Problem statement
See the problem statement in this post.
This post is about using the Ruby programming language to write a program that implements a shell (REPL) to JIRA’s servers.
Implement the REPL
I implemented this REPL the same way the C version was made. I opted to not go for the “eval” option (as I did in Tcl) since it allows way too much flexibility for the end-user.
Code
Available here.
This code does as much as the C code does, but in only 60 lines of code. The nicest part is that I didn’t have to use anything more than the standard library to get this done. Ruby is such a nice language.
Thoughts and impressions
Twice the RAM of C
The program used ~25MB of RAM. This is twice that of C and comparable to the TCL program (once you account for external calls to Curl). Just like the other implementations, CPU usage was insignificant.
Amazing programmer productivity
This is a toy program, comparable to work done by programmers fresh out of programming bootcamps. A jira-shell is the CLI version of a frontend programmer making a YouTube clone. And nearly every language looks good when used to make toy programs. But getting all this done in 60 lines of code makes this more a script than a program.
Think about that the next time you click a link to an issue in Jira and twiddle your thumbs for 8 seconds. Try not to compare that experience to a dial-up internet connection from 1995. Seriously, are they running bitcoin mining software in our browsers?
I’ve got about 8 years of professional Ruby experience, so YMMV. I got this code done in 30 minutes. 10 minutes of that was looking up the API of Net::HTTP. I swear, the net/http api is the only beef I have with the Ruby standard library.
I get in flow
Tbh, I got into flow and the script was done 2 minutes later; it’s that short a program in Ruby. A combination of “dig” and “.each” makes parsing arrays and hashes (and thus, JSON) stupidly simple.

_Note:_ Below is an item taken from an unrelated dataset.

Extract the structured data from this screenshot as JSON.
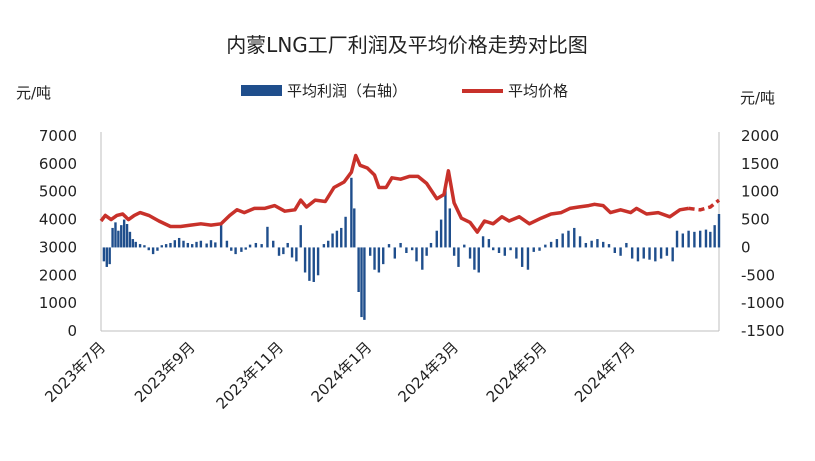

What a waste of perfectly good flow.
Holy moley Forth!
One thing I noticed about Ruby that I hadn’t noticed before reading about Forth was how much opportunity it provides for building fluent interfaces via method chaining.
This is a pattern I first came across in Clojure where they are called threading macros (-> and ->>). Elixir has similar functionality but they call it a pipe (|>), with the syntax being a combination of the pipe (|) and redirect (>) operators in POSIX-shell.
Method-chaining has been derided since it breaks the law of Demeter. But in the grand scheme of things, calling methods on objects and calling functions with objects as arguments isn’t that different. Algorithmic flow remains the same. And all the hipster programmers love Clojure’s threading macros and Elixir’s function-pipe. Even if they didn’t, I love Unix pipes, and I’m not giving them up. I just never groked, till now, that they look and feel like a special-case of stack-based programming.